L'intensità e la ferocia del bombardamento quotidiano hanno anche lo scopo di dissuadere da ogni velleità di resistenza. Quante volte abbiamo provato a smentire e rettificare le ignobili falsità che ci vengono propinate? Non è forse vero che, dopo un po', ci si stanca? Ecco, questo è esattamente lo scopo che ESSI si prefiggono: spezzare anche le ultime resistenze prendendoci per stanchezza. Questo accade perché ognuno di noi combatte la battaglia per il consenso isolatamente, incapaci di organizzare una schiera che operi in modo coordinato.

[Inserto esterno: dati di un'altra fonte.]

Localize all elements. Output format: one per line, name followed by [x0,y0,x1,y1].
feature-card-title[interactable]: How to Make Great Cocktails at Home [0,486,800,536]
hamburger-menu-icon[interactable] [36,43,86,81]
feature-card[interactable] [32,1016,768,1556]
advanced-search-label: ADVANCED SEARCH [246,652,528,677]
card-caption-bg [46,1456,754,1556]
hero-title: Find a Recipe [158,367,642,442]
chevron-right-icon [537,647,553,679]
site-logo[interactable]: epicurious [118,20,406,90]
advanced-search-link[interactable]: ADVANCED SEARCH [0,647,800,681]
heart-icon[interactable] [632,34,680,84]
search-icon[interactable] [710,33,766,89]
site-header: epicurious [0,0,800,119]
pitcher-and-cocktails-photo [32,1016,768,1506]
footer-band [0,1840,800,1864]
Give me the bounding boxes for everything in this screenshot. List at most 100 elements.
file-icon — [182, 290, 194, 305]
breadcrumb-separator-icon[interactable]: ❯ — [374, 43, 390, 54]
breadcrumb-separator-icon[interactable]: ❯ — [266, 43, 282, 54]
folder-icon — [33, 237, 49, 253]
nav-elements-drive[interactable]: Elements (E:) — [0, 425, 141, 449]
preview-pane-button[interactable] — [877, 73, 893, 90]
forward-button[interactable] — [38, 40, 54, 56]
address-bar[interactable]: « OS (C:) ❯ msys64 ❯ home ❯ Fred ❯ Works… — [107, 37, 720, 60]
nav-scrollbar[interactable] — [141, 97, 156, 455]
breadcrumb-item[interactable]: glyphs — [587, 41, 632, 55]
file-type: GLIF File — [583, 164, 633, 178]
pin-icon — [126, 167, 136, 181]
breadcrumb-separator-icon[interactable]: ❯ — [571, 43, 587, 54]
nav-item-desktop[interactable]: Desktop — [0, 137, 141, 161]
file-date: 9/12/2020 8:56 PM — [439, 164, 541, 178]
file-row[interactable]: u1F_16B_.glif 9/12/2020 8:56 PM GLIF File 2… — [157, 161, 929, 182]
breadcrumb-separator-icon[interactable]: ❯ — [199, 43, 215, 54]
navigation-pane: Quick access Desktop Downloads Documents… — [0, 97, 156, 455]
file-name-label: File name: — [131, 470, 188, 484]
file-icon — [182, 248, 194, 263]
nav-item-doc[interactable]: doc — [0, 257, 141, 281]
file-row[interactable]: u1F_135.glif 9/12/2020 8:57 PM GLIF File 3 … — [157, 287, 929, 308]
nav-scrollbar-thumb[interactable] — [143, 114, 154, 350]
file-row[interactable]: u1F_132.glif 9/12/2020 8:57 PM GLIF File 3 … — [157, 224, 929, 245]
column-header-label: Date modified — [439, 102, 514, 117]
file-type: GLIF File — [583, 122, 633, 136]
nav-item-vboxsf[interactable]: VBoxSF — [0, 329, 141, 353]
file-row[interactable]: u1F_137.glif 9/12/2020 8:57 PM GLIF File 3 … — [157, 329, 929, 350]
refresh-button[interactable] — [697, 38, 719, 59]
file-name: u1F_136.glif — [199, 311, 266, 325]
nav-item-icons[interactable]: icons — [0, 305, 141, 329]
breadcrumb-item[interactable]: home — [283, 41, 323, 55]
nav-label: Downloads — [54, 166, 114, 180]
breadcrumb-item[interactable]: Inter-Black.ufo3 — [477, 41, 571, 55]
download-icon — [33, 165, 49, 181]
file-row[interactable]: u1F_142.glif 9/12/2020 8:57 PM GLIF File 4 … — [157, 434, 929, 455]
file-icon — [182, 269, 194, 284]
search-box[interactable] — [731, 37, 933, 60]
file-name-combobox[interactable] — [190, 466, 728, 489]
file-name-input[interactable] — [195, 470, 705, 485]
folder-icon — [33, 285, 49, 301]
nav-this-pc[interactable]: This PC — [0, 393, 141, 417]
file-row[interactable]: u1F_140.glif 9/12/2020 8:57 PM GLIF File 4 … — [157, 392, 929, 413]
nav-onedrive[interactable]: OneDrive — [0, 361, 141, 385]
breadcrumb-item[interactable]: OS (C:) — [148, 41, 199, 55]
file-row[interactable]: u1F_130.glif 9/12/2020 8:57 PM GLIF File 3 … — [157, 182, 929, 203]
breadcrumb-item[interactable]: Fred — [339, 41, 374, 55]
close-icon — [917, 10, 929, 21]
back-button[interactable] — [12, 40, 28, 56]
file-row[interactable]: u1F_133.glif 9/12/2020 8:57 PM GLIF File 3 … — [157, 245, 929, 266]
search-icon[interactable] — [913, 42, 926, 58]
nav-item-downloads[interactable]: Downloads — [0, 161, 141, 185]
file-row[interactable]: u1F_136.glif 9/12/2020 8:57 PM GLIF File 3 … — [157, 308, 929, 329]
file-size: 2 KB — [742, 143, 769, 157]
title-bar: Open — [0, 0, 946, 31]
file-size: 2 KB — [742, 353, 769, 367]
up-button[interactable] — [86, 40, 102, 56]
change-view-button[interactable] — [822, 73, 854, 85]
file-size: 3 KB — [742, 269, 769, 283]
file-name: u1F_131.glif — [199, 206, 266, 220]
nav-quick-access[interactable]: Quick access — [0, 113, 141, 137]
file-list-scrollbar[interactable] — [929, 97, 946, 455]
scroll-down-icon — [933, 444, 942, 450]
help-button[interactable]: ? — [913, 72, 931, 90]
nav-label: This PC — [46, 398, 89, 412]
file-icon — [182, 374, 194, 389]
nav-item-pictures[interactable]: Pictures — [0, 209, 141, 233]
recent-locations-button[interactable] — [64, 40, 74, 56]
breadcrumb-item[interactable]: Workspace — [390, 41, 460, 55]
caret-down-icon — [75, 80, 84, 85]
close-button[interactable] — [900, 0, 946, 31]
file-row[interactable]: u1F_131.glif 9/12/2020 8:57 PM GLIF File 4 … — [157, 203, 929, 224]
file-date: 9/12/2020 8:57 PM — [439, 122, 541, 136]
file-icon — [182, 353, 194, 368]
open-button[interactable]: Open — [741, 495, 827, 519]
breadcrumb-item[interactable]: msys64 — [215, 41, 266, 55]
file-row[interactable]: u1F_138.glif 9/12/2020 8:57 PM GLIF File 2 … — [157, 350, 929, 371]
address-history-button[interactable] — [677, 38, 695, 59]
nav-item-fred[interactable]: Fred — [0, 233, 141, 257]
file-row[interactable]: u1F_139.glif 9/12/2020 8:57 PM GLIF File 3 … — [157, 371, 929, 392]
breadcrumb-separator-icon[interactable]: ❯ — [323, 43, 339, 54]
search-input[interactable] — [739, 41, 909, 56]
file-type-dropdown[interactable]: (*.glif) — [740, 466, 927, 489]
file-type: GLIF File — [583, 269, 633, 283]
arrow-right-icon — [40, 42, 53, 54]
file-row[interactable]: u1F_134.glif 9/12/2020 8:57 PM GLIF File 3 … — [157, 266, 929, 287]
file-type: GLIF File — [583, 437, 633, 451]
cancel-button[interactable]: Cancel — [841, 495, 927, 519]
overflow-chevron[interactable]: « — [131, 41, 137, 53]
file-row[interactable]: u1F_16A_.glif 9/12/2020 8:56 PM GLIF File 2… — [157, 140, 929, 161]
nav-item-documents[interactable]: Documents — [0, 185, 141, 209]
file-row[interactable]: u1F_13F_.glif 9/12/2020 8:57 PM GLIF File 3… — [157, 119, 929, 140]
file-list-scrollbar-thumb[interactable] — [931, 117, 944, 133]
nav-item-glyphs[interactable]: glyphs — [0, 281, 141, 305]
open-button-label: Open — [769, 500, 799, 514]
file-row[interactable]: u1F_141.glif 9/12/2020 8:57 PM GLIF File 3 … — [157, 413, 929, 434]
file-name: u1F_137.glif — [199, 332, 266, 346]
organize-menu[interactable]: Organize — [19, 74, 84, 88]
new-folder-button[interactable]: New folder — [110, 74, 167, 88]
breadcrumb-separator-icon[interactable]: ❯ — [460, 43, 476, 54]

Il massacro, pertanto, è in corso.

Ma se un pugno di uomini (scusate: non scrivo "un pugno di donne e uomini" perché il politically correct mi fa vomitare) riuscisse, in questo momento, ad organizzare una linea di resistenza? Se alcuni valorosi testardi oltre ogni misura si mettessero in testa di rinunciare alla lotta individuale e accettassero di aderire a un progetto politico di riscossa? Non sarebbe questo un fatto di straordinaria importanza, di per sé e senza che i risultati siano, per il momento, un aspetto dirimente? Resistere, ma non per ritardare o rallentare la sconfitta, che è già nelle cose che stiamo subendo, bensì per costruire il nucleo iniziale di partigiani in vista di una lunga marcia per la riscossa del mondo del lavoro in Italia. L'avversario, che oggi maramaldeggia, è così sicuro di sé che non se lo aspetta, dunque abbiamo un margine di manovra. Noi siamo così piccoli e insignificanti, così dispersi, da essere fuori dai radar, e questo è un vantaggio da sfruttare. Non dobbiamo vincere le elezioni, ma dar vita a un'organizzazione politica di resistenza, oggi, per continuare la lotta domani.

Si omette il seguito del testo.